I am easier in the world now that I’ve stopped looking and started creating my home. I’m easier now that I recognize that I will feel it before I think it. Yes, it is a paradox: I create it and I feel it. In some ways I am home everywhere. I feel it. I now know without a doubt what it feels like to come home. I know what it feels like to be home.

Grow Young

681. Join me in inspiring truly powerful people. Each day I will add a new thought, story or idea to support your quest and mine.

“A child-like man is not a man whose development had been arrested; on the contrary, he is a man who has given himself a chance of continuing to develop long after most adults have muffled themselves in the cocoon of middle-aged habit and convention.”
Aldous Huxley

It’s not that I don’t want to grow up. It’s just that I don’t want to be like most grown ups that I know. I figure that I will have plenty of time for being deadened after I’m dead so why numb myself to experience now? It makes me wonder if hunter-gatherers became complacent? In the absence of a laz-y-boy and an entertainment center, what constitutes good living?

Twice in my life I put myself on a television moratorium. Both times within a week, after the initial detox period of wondering what to do with myself when not anesthetized, I stopped pacing and began to experiment. I created things. I went places. I stopped shouting at the television and started engaging with people who talked back.

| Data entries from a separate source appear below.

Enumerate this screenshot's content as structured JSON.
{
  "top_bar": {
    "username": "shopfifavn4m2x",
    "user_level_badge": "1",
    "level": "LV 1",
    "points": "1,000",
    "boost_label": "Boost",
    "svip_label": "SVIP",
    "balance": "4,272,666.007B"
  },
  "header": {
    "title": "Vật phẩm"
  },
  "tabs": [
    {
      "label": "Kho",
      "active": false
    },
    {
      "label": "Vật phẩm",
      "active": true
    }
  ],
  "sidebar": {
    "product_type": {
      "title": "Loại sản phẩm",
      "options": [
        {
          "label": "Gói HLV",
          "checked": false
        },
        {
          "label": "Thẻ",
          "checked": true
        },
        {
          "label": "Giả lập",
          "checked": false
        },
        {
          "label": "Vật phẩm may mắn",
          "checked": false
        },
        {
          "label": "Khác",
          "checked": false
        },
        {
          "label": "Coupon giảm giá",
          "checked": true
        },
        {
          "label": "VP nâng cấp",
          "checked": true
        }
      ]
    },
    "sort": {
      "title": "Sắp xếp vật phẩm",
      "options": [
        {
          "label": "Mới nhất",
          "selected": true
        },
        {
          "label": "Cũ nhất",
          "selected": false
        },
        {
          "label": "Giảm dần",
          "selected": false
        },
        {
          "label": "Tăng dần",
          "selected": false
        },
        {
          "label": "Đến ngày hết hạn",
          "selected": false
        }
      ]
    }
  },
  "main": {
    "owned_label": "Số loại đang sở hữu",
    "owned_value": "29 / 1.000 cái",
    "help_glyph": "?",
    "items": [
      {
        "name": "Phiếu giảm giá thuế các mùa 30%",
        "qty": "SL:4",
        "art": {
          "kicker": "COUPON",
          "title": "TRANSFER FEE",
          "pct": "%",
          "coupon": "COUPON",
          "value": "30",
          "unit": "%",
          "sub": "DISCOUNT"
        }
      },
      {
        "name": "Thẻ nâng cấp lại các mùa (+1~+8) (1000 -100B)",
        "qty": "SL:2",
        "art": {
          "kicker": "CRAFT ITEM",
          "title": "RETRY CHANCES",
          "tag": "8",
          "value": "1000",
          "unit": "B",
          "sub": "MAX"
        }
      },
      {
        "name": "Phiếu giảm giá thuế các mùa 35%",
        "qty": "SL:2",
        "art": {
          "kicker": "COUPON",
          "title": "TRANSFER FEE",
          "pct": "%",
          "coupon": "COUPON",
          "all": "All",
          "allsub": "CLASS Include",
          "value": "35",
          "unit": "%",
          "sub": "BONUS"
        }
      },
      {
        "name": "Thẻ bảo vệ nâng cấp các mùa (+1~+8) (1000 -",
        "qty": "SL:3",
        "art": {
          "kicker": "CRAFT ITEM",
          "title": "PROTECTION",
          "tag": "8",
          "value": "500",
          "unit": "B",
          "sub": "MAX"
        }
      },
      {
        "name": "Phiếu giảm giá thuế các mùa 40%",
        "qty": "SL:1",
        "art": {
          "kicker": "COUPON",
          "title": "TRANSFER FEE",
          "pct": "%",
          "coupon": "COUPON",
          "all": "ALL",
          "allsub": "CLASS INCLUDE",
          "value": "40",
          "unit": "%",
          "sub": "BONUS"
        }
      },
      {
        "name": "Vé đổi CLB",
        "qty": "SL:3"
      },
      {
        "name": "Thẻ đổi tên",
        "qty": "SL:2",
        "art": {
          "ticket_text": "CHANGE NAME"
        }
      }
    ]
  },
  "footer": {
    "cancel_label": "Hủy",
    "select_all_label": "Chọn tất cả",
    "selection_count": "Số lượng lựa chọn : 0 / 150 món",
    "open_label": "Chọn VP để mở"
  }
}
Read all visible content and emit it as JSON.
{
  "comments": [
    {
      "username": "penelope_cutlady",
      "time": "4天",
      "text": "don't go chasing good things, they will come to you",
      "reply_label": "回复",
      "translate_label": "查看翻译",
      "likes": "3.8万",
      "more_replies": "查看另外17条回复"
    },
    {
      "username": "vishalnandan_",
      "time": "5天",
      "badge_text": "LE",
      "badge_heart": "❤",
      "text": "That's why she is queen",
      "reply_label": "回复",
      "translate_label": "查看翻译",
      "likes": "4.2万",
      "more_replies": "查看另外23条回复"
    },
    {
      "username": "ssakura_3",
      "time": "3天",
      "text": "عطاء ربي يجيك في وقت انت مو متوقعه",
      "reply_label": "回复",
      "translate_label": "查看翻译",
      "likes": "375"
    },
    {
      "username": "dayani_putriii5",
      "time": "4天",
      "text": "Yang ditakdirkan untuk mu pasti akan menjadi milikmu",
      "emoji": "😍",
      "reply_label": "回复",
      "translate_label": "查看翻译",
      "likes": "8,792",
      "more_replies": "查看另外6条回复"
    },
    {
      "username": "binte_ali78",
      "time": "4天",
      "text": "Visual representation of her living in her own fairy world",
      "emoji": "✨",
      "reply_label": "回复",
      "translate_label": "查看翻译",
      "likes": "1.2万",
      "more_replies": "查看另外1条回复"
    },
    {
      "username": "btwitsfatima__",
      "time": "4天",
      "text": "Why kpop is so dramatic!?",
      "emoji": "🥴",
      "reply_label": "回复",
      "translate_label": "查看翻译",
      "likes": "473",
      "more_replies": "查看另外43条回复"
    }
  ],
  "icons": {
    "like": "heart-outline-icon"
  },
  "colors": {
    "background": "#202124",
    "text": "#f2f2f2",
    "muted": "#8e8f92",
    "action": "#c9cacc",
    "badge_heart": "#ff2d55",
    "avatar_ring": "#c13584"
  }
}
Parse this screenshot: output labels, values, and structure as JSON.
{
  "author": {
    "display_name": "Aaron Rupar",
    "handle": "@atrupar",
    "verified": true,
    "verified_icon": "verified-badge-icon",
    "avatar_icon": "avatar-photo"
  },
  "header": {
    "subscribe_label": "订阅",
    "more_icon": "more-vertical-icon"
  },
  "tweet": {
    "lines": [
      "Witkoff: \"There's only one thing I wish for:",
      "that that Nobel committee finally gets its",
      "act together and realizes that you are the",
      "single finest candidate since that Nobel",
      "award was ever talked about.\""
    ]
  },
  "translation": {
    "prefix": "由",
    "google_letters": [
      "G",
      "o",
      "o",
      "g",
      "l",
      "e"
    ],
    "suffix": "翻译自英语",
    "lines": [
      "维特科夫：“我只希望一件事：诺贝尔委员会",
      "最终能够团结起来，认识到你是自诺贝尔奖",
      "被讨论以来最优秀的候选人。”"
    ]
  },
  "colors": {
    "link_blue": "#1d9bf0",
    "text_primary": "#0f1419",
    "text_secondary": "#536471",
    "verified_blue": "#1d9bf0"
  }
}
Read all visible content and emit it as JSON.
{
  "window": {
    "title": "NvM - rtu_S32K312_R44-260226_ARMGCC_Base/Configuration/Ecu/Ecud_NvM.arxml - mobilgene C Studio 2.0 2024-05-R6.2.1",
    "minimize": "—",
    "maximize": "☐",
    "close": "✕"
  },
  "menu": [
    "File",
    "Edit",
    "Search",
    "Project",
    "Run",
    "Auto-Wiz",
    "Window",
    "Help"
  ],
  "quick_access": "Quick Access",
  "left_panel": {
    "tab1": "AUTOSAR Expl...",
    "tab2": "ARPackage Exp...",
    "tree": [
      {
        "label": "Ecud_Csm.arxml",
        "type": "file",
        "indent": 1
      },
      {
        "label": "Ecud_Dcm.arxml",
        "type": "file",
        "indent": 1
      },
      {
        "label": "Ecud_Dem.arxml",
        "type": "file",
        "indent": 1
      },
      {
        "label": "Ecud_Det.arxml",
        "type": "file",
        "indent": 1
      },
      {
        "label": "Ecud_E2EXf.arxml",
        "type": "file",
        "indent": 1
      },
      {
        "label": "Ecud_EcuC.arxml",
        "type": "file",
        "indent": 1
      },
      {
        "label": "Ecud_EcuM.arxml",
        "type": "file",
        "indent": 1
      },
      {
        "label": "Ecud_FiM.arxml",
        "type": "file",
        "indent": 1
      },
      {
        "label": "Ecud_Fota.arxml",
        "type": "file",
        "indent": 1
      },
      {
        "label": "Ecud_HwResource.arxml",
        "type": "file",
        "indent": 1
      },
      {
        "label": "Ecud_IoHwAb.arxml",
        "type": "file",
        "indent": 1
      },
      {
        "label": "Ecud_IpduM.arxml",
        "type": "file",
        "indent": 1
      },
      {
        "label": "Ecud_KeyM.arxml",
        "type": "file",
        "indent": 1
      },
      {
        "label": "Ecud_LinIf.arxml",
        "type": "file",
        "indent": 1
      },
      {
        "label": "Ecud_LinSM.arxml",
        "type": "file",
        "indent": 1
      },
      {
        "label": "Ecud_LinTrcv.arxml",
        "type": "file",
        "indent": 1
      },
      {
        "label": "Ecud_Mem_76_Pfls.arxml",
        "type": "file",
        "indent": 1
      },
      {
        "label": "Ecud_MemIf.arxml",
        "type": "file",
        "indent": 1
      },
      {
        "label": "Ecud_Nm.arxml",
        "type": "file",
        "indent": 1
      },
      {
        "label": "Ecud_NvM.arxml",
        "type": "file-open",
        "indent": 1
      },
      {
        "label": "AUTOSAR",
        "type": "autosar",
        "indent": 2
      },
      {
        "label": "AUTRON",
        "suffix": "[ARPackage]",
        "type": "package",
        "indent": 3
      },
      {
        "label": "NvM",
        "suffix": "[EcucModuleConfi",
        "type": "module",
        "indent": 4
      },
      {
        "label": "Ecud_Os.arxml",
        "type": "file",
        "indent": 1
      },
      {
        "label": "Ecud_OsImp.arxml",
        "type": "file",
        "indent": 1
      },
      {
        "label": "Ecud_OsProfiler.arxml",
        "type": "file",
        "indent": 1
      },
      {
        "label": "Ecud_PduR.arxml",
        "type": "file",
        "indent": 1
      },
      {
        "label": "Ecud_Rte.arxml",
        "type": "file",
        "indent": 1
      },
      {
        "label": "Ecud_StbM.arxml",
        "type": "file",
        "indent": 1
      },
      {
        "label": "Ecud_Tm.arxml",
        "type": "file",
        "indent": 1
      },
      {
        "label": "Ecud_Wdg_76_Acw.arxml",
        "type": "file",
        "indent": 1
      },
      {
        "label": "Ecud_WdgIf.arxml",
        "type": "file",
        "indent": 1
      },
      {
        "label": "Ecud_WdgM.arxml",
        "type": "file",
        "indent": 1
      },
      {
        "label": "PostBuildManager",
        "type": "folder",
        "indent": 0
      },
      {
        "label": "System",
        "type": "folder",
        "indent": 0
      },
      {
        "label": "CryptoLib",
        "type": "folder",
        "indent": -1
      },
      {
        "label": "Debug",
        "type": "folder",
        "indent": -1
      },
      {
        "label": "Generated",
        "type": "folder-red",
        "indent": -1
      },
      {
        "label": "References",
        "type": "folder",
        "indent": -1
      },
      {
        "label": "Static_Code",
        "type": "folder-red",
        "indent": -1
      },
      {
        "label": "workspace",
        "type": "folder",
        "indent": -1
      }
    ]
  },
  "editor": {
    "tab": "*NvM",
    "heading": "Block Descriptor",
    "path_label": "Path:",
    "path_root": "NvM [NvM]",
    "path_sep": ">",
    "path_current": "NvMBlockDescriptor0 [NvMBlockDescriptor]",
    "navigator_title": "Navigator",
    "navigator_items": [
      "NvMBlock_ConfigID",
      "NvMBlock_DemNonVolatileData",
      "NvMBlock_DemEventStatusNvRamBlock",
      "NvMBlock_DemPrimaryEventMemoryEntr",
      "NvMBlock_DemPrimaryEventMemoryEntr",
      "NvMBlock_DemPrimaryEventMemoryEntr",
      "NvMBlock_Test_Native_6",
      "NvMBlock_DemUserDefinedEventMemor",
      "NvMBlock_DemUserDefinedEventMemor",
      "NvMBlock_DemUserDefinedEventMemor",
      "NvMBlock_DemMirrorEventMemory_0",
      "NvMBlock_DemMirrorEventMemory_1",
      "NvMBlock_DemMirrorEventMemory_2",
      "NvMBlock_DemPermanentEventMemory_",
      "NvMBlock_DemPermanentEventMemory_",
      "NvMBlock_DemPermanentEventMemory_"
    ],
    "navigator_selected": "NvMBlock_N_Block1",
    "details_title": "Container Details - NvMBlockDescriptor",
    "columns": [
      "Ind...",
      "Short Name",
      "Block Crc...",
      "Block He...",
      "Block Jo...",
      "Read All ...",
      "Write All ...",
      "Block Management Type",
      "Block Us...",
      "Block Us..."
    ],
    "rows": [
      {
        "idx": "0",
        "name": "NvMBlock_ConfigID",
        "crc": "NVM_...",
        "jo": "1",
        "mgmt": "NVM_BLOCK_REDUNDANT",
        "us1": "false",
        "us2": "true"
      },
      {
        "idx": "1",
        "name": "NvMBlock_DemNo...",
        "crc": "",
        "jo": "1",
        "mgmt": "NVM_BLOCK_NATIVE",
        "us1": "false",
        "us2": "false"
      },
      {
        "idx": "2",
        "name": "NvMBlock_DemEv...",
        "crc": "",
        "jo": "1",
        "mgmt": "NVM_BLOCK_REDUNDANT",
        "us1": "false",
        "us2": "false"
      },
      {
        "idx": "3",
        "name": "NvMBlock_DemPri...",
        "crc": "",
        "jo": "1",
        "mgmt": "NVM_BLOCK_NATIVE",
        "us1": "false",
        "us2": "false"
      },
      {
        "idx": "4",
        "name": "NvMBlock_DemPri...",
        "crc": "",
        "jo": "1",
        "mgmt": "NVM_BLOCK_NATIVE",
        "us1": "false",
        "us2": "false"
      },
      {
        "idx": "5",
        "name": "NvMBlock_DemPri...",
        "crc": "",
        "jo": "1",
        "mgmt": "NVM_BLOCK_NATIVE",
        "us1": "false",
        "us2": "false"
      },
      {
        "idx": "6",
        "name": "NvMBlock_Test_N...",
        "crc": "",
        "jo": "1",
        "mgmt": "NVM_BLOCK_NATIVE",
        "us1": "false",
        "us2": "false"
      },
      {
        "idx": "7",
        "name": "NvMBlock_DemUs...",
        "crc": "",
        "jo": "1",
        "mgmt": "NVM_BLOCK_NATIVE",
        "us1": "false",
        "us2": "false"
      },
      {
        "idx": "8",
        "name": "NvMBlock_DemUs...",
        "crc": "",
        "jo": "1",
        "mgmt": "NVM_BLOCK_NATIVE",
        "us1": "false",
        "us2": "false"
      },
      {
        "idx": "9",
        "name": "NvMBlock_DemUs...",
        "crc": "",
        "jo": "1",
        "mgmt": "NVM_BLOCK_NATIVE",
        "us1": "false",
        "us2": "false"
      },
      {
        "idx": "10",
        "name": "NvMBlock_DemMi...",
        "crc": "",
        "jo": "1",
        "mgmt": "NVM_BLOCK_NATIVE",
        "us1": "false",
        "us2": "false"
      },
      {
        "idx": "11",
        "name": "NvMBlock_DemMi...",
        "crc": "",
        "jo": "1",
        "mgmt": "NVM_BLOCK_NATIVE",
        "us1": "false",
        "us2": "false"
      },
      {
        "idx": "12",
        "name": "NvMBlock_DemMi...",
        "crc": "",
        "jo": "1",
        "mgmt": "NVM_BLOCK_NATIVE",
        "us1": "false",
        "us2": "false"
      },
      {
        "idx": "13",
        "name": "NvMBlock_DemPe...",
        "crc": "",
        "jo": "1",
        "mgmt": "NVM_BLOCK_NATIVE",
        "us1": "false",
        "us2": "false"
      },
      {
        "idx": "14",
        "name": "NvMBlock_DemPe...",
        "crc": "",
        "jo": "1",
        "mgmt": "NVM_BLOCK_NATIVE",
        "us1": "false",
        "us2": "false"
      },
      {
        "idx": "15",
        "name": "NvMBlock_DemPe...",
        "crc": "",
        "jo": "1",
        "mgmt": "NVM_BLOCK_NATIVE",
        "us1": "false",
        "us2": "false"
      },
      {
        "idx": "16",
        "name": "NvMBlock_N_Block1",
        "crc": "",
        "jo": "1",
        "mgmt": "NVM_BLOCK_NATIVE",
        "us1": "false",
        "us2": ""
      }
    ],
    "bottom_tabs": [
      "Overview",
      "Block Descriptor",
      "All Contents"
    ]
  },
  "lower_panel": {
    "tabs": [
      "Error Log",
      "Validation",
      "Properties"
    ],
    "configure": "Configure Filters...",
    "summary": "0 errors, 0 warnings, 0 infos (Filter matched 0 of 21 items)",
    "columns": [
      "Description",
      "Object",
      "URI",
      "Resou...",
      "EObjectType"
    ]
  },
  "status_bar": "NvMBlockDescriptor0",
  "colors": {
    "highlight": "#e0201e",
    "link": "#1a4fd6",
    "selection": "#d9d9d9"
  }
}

I read more books, thought more thoughts, went out into a cold winter night so that I could feel the cold, see the stars and shiver just enough to make a good cup of hot chocolate taste better. Also, there are few things more satisfying than wrapping cold fingers around a hot mug. Once, I smoked a cigar while sitting on a wall that overlooked the city just because I’d never done it before. In short, when not distracted, when not “muffling myself in the cocoon of middle-age habit” I came back to life. Breaking patterns is more important than you might realize.

What are the multiple ways that we check out or pad ourselves from new experience? What paradigm do we embrace that makes “just getting through it” a viable option? If I had a nickel for every time I heard someone count the years before they could retire I’d be hauling around a ton of nickels. While sitting in the Blue Moon a few days ago I heard this: “Six more years to retirement and I can finally start living.” The others at the table nodded as if to say, “Hold your breath; you’ll get there someday.” With such a premise, why would anyone want to grow up? A real friend would have stood up, slapped them and screamed, Wake Up!”

The Buddhists say that life is the joyful participation is the sorrows of the world. The key word is participation. Protect yourself from the sorrows and you blunt your capacity to participate. We aspire to “easy” and “easy” comes with a cost. Children count the minutes until class is over. Adults count the years until retirement. And in the mean time, the rich textures of life, the capacity for joyful participation, passes unnoticed.

There is no mystery to fulfilling your potential or releasing your inner artist. Get up, let go your current form of distraction, look around, step toward the thing that will take some effort and is worth doing. Get messy. Do something for no other reason than you have never done it before. Aspire to grow young.